YA New Creation
"...many of us, when Christ has enabled us to overcome one or two sins that were an obvious nuisance, are inclined to feel...that we are now good enough. He has done all we wanted Him to do, and we should be obliged if He would now leave us alone. As we say 'I never expected to be a saint, I only wanted to be a decent ordinary chap.'...But this is the fatal mistake. Of course we never wanted, and never asked, to be made into the sort of creatures He is going to make us into. But the questions is not what we intended ourselves to be, but what He intended us to be when He made us...We may be content to remain what we call 'ordinary people': but He is determined to carry out a quite different plan. To shrink back from that plan is not humility: it is laziness and cowardice.
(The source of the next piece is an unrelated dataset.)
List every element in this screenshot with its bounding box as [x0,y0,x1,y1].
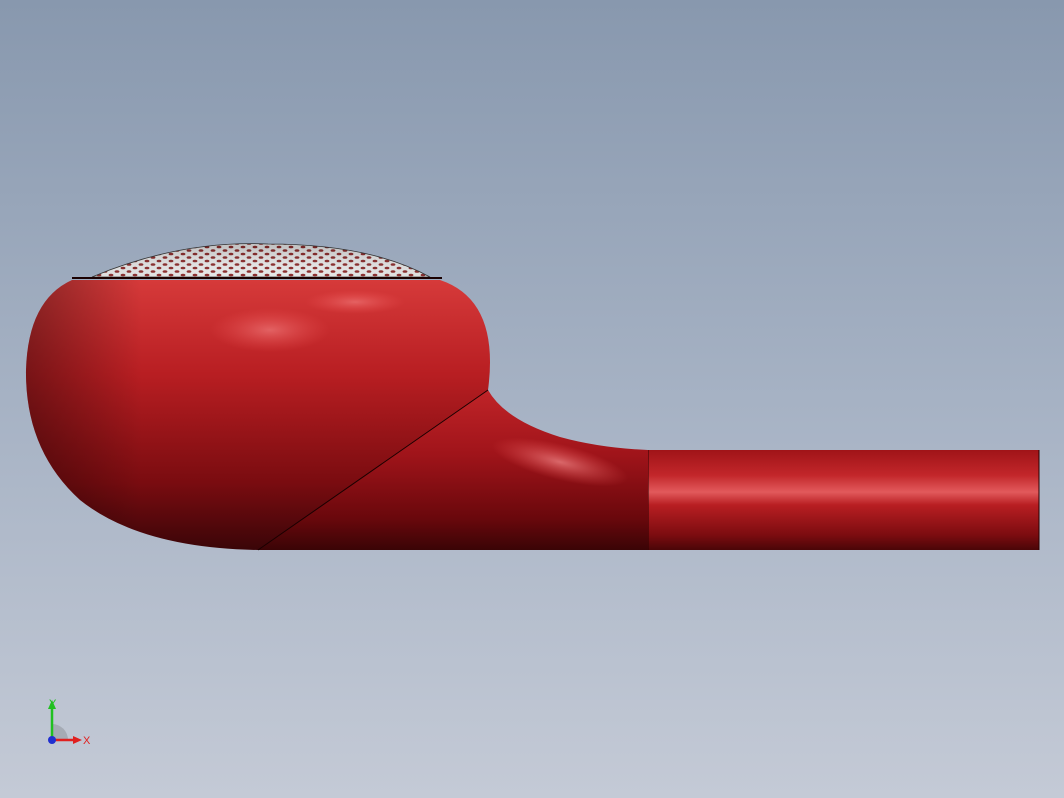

To submit to it is not conceit or megalomania; it is obedience."
--C.S. Lewis, Mere Christianity
I realised we tell God that we want to be like Christ without ever realising how great the cost is. "Make me be more like Christ," we sing to Him, but once we get out into the world, we continue to cling on to our natural selves and refuse to obey Him. I've realised how I've sneaked my sinful self into my life time and time again. I do one 'good deed' for the day and next time when God comes knocking and asking me to help my parents wash the dishes I grumble and tell Him, "but I just helped Jon with homework! Can't I get a rest?" The fact is, we're not to be any more proud of ourselves for doing one good deed than a mathematician being proud of completing a sum correctly. We were made to be this way, just that, like mathematicians, we're prone to making mistakes. One correct sum doesn't give us the license to get the rest of the worksheet wrong. If anything, it spurs us on to improve.
The cost of dying to our natural, sinful, selfish selves and living for God is much more than doing your good deed for the day, or playing for worship, or doing QT. It's an actual offering of your entire life to God: every minute, every second, every task. It's committing all you have to Him and trusting Him--dying to your insecurities, your troubles, your worries, and taking up the assurance that He is in control.
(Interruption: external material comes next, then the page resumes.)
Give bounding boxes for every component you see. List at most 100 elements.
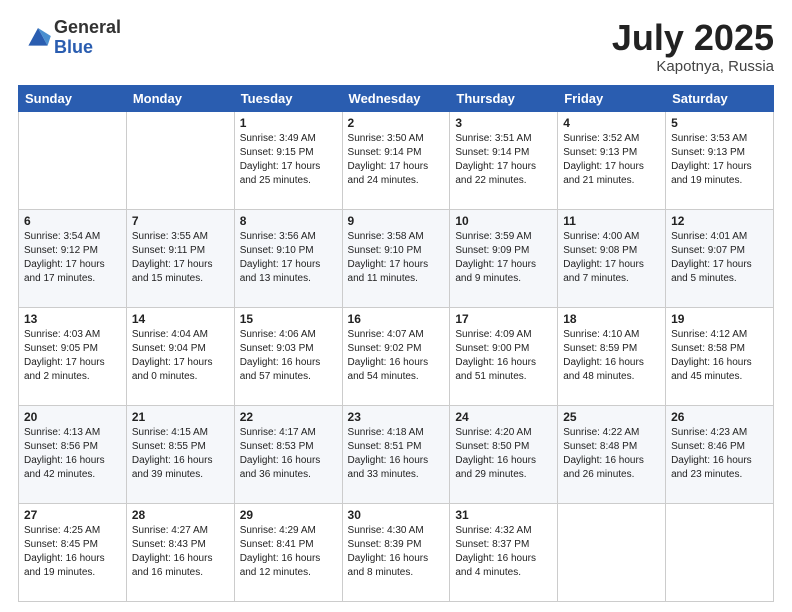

Dying in general isn't a very easy thing to do. It's either a painful, long drawn-out process or, if you're lucky, a short spurt as a result of a lifetime of accumulation of fat. Usually it comes with grey hair and saggy skin. I don't think the process of dying to ourselves is going to be very different. It's definitely going to be very slow and I know for me it's going to be rather painful. I'm going to resist every step of the way, because it's just too uncomfortable, too demanding, too much for God to ask of me.
But why should I give God any less? He's the one who made me, who owns me in the first place. The seed has to die in order for the plant to live but I'm scared. I don't want to lose out, but the ironic thing is that in losing out and falling out of step with the world, I gain an eternal treasure, a world that is beyond our human eyes, a security that will remain secure. My natural self resists and refuses to die but I know it would be a much better thing for it do than stay with me and make me believe I'm as good as I can possibly be. I can't say I want it to die just yet, but I pray that God will give me grace as I learn to give up everything to Him.
It's sort of like going on pointe. You know it's going to hurt. You can feel the pus oozing out of that blister on the little toe already and the big toenail's pressing against the cardboard shank. The last time you went on pointe the toenail felt like it was going to split. You tell Ms Chew your foot's got a phobia of going on pointe but she ignores you and starts the CD player again. The music swells and ebbs and flows and you know now there's no turning back; ballet was made for pointe. The same way we were made for God.